Y en España, la disputa llegó hasta el material de estudio del secundario británico: se denunció que un libro de repaso para el GCSE de español (el examen que rinden decenas de miles de adolescentes de 15 y 16 años en Reino Unido, editado por Pearson) incluye entre sus ejemplos de vocabulario la frase "lo/la sigo/admiro porque luchó por los derechos de las personas transgénero", en una lista donde el resto de los ejemplos son deliberadamente genéricos. Desde la organización Sex Matters se cuestionó por qué, entre decenas de frases posibles para enseñar una estructura gramatical, la editorial eligió justamente esa. Pearson respondió que se trata de "ejemplos, no de respuestas obligatorias", la misma editorial que ya había sido señalada antes por permitir pronombres neutros en sus exámenes de idiomas, tras años de colaboración editorial con Stonewall.

Pero el peligro más urgente no es solo institucional: es físico. A comienzos de 2026, un activista trans pasó varios días amenazando con un ataque armado a escuelas exclusivas para niñas en Merseyside, exigiendo que las mujeres gender-critical dejaran de cuestionar públicamente a las mujeres trans; terminó condenado a prisión. La cobertura mediática, salvo excepciones, tendió a minimizar la motivación ideológica explícita detrás de las amenazas.

"Yihad trans": "Maten a su republicano local"

El caso más fresco es de apenas dos días después del fallo de la Corte Suprema. Teha Delaruelle, activista trans que había colaborado brevemente con la campaña congresional de la demócrata socialista —también trans— Katrina deVille en Wisconsin, publicó una serie de videos frente a un pizarrón con la leyenda "maten a su republicano local", proponiendo instalar esa consigna como "la posición moderada" del estado, y reivindicando lo que llamó una "yihad trans" contra el electorado de Trump. En un posteo posterior en Substack fue más allá, describiendo la situación de las personas trans como una "exterminación total" que solo podía responderse "destruyendo" a la sociedad que la provoca.

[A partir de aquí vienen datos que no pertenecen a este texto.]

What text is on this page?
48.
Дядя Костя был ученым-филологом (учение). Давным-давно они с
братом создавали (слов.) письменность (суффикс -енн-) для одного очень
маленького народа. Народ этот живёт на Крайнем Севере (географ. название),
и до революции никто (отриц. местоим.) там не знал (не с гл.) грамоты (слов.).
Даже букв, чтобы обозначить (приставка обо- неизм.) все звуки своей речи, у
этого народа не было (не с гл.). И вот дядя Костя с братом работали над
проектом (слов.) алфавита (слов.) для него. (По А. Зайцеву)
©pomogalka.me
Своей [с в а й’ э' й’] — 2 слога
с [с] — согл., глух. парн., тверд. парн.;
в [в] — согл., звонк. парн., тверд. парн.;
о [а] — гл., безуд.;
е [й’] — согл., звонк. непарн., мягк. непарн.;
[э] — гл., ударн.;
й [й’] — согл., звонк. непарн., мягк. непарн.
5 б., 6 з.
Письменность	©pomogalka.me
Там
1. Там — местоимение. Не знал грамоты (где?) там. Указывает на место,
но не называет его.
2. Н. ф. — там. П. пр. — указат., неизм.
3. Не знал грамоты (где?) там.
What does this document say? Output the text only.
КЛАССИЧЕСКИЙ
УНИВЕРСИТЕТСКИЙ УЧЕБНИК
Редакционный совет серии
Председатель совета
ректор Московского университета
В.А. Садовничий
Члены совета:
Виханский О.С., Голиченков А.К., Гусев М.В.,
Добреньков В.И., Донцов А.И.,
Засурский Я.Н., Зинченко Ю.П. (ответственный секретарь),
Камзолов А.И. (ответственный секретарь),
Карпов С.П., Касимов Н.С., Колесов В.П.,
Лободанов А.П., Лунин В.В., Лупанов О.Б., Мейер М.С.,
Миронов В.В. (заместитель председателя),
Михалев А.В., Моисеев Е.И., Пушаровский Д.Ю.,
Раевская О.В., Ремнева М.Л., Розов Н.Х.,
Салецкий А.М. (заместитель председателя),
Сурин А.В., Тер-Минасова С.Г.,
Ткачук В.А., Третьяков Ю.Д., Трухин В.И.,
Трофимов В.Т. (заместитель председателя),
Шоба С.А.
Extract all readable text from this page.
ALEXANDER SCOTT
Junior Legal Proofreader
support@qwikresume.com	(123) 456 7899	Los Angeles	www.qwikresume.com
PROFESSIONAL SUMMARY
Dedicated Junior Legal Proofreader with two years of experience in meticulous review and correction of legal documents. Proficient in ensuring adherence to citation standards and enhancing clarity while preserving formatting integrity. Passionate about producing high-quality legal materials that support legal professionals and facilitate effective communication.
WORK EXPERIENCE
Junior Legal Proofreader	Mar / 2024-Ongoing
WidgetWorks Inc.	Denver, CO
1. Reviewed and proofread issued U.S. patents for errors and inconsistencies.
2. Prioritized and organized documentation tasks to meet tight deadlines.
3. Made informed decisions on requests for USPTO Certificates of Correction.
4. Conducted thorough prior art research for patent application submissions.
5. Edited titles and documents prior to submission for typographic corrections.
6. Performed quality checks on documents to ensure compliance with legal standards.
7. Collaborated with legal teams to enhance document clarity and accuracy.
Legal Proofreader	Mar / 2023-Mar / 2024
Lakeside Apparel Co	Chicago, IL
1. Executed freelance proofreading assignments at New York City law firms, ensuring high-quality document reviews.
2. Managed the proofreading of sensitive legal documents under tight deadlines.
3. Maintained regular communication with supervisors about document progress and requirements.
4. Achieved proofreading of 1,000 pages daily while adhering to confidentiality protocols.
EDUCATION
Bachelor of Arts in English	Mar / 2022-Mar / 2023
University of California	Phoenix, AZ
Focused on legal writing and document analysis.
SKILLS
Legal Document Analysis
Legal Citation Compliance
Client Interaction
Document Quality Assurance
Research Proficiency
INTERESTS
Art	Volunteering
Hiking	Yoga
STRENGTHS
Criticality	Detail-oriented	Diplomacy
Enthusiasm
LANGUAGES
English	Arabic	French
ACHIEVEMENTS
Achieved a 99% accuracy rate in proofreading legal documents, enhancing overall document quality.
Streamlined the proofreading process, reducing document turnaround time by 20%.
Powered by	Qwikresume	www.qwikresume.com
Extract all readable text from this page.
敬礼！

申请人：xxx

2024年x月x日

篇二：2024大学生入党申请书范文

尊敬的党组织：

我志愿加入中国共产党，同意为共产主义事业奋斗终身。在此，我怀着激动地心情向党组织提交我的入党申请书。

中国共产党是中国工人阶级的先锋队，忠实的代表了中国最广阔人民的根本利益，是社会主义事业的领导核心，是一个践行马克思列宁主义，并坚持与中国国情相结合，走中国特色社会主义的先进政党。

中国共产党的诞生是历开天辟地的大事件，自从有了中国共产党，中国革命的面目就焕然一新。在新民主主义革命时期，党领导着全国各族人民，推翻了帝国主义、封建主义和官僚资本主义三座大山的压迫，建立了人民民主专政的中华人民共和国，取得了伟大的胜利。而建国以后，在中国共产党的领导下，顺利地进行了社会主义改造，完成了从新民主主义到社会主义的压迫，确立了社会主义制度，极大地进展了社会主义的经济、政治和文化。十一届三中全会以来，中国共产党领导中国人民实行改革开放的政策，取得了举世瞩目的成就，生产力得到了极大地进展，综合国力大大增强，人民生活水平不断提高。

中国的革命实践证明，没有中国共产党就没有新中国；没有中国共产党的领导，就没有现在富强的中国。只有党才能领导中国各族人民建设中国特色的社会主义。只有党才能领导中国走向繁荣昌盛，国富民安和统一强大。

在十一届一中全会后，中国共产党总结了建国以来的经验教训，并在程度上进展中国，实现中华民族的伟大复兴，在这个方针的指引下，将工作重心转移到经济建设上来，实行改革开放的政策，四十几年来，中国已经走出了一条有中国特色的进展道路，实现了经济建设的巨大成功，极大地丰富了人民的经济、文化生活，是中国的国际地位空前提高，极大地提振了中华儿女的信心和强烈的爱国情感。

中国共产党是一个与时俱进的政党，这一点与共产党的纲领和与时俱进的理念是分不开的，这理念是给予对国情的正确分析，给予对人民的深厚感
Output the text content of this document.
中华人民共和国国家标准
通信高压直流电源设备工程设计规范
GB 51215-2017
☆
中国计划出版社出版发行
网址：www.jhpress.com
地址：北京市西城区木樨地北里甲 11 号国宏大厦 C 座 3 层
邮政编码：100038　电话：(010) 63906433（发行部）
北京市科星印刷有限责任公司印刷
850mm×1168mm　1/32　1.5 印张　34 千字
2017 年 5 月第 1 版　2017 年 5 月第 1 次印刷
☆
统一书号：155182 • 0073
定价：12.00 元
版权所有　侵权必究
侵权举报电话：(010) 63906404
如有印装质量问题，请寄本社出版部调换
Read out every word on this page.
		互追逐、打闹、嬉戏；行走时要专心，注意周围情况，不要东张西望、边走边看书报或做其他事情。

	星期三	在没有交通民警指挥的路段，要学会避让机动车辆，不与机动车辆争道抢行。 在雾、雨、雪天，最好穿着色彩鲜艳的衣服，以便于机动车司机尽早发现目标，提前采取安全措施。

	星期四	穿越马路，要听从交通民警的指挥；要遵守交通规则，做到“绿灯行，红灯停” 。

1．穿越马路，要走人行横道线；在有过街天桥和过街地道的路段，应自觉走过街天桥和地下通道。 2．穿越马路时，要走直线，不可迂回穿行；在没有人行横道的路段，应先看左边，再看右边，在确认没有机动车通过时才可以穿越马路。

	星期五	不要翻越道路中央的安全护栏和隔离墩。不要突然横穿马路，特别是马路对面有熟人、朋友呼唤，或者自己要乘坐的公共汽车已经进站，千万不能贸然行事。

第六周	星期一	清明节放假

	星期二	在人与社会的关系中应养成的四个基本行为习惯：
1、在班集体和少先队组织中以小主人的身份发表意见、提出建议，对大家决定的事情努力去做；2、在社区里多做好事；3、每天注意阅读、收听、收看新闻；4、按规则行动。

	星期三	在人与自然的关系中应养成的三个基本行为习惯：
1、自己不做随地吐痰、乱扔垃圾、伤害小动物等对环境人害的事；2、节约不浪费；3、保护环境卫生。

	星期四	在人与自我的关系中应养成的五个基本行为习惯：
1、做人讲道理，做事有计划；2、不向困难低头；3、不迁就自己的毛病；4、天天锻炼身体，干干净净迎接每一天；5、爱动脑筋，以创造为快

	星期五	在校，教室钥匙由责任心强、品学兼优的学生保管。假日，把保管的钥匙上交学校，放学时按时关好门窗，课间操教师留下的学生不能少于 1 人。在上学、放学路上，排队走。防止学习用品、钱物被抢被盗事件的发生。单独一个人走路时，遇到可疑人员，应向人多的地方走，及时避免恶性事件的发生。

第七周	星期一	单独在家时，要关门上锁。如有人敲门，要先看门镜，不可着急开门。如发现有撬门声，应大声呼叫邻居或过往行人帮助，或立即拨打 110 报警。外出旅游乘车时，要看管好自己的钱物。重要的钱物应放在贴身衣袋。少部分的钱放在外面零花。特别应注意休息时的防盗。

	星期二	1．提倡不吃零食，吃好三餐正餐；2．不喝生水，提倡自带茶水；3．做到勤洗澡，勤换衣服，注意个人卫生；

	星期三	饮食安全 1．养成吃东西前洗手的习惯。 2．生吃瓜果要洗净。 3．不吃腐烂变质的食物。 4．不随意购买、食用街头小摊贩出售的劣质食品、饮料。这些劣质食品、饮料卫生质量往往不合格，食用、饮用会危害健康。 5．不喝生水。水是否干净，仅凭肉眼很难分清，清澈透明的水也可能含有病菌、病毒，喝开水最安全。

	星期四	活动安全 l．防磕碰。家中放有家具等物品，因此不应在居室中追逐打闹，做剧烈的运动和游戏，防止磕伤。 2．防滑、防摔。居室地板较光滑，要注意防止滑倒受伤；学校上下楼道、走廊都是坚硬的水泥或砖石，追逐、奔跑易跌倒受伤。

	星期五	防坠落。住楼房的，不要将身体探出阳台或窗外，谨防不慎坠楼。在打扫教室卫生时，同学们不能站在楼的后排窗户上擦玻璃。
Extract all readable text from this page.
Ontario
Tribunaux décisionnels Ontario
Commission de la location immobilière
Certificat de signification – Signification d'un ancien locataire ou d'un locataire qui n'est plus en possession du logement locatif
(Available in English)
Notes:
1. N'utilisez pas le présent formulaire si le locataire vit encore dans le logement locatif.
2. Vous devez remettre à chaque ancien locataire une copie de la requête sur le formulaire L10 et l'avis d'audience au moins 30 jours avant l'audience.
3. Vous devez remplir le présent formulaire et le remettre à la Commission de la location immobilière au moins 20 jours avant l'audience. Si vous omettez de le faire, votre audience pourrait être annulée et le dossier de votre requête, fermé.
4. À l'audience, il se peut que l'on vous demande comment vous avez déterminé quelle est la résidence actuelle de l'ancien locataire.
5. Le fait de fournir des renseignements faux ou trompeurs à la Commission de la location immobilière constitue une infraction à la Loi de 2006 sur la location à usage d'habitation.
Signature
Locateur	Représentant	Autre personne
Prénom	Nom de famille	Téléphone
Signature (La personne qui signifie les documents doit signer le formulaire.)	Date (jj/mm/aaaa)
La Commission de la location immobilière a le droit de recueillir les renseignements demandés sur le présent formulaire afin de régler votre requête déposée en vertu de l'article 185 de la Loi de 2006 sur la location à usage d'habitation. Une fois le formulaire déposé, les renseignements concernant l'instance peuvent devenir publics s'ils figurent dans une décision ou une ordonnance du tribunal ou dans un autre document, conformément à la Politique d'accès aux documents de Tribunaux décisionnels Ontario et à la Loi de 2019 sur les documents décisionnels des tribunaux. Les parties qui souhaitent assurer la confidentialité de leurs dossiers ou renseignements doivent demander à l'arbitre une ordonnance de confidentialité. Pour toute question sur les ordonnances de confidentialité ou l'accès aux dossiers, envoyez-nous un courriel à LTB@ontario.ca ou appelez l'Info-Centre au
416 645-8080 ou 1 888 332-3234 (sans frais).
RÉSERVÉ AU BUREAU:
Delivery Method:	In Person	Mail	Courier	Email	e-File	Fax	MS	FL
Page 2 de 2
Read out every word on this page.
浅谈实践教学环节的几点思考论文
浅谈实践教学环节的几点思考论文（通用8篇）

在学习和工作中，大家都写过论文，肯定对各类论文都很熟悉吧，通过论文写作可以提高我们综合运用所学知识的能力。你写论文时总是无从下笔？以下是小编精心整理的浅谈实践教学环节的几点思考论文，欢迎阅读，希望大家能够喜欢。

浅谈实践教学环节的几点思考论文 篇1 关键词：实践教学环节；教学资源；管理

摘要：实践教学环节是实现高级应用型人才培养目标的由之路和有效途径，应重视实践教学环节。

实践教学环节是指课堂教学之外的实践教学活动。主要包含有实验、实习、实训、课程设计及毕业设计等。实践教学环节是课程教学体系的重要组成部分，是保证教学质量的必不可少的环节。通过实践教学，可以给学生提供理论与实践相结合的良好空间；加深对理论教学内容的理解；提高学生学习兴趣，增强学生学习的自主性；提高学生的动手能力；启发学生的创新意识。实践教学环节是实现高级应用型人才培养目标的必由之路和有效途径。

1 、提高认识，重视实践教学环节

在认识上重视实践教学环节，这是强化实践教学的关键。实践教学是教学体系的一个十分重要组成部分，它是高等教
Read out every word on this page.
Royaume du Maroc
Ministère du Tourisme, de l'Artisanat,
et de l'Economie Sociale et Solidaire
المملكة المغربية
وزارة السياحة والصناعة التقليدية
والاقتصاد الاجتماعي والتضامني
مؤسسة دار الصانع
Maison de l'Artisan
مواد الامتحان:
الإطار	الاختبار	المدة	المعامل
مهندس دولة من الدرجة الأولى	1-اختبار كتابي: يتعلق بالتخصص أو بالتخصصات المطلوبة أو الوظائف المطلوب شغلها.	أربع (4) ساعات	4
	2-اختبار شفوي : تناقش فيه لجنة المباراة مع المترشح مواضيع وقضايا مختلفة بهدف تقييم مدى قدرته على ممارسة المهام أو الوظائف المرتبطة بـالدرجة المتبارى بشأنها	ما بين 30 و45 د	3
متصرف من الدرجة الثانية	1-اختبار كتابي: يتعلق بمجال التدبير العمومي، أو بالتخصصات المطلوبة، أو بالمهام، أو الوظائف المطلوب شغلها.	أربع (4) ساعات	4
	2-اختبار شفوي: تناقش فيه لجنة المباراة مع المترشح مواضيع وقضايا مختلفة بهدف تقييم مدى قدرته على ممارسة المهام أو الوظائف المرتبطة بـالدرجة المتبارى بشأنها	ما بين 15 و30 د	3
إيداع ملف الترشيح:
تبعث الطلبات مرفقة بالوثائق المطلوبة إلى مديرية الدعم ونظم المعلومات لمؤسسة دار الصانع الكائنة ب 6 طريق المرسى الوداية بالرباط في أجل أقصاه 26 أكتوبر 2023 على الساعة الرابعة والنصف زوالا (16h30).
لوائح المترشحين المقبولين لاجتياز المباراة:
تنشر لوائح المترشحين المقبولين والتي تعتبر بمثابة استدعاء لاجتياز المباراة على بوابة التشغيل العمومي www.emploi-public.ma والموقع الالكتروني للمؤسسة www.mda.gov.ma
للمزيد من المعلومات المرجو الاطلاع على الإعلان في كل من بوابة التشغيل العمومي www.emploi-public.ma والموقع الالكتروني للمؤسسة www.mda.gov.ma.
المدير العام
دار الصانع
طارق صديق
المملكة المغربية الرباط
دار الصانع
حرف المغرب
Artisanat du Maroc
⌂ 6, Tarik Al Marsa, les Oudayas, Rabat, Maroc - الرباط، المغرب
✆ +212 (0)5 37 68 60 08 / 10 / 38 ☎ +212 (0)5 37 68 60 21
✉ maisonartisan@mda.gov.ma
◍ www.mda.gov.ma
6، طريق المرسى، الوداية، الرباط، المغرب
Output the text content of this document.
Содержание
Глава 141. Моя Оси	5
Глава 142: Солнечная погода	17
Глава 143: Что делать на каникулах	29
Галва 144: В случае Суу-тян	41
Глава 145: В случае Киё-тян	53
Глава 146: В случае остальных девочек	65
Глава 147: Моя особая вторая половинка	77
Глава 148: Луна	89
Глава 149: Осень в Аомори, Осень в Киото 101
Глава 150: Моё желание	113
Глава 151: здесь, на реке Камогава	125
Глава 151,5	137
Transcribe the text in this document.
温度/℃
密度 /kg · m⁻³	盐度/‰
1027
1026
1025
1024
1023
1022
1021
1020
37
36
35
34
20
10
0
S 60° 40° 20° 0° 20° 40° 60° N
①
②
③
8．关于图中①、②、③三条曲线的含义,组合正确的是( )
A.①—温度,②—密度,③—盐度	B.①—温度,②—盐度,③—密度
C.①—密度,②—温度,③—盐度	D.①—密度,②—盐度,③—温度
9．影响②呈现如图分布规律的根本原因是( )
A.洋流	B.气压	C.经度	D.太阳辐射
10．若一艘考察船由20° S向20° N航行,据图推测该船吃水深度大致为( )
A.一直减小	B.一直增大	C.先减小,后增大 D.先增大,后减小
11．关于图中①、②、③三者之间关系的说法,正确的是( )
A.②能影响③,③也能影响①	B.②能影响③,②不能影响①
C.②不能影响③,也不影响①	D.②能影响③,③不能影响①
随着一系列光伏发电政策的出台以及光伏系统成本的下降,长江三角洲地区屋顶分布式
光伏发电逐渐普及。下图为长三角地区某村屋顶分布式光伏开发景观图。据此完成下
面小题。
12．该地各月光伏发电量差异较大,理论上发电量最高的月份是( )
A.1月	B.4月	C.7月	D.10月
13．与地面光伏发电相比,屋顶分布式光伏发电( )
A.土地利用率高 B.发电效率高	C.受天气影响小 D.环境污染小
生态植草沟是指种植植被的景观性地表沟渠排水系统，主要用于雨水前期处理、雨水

Tampoco es un caso aislado el de un grupo que se autodenomina Bash Back, que hace circular una guía de "acción directa" instando a identificar objetivos "transfóbicos" y a atacarlos hasta que desistan de su actividad; el propio texto admite que sus métodos serán, en la mayoría de los casos, ilegales, y recomienda a sus miembros deshacerse del instrumental utilizado. El grupo ya reivindicó ataques contra la oficina de un ministro británico y contra la sede de la Comisión de Igualdad y Derechos Humanos. Y cuando una organización como el Good Law Project denuncia a colectivos gender-critical por no revelar públicamente la identidad de sus integrantes, omite deliberadamente el motivo real detrás del anonimato: no es vergüenza por sus ideas, es miedo fundado a las amenazas de muerte que reciben mujeres como las que impulsaron el caso For Women Scotland, o como la activista Kellie-Jay Keen, agredida en plena calle en Nueva Zelanda por sostener que los espacios de mujeres deben seguir siendo para mujeres.

El fallo del 30 de junio no cierra nada. Según algunos análisis del propio fallo, deja además servida una nueva ronda de litigios sobre el Título IX en otros contextos, no sólo el deportivo, porque la mayoría conservadora fue más allá de lo que pedían los propios estados demandados al establecer que "sexo" significa siempre sexo biológico, algo que hasta los tres jueces que coincidieron en el resultado final consideraron un paso innecesariamente amplio. Y detrás de cada uno de esos expedientes hay una generación de chicas, desde Payton McNabb hasta las Spartans de San José, que pagaron en su cuerpo y en su carrera deportiva el costo de una ideología que ningún comité, ninguna federación y ningún gobierno tuvo el coraje de frenar a tiempo. La Corte Suprema, al fin, hizo lo que debía. Falta que el resto de Occidente entienda que reconocer la biología es, simplemente, justicia.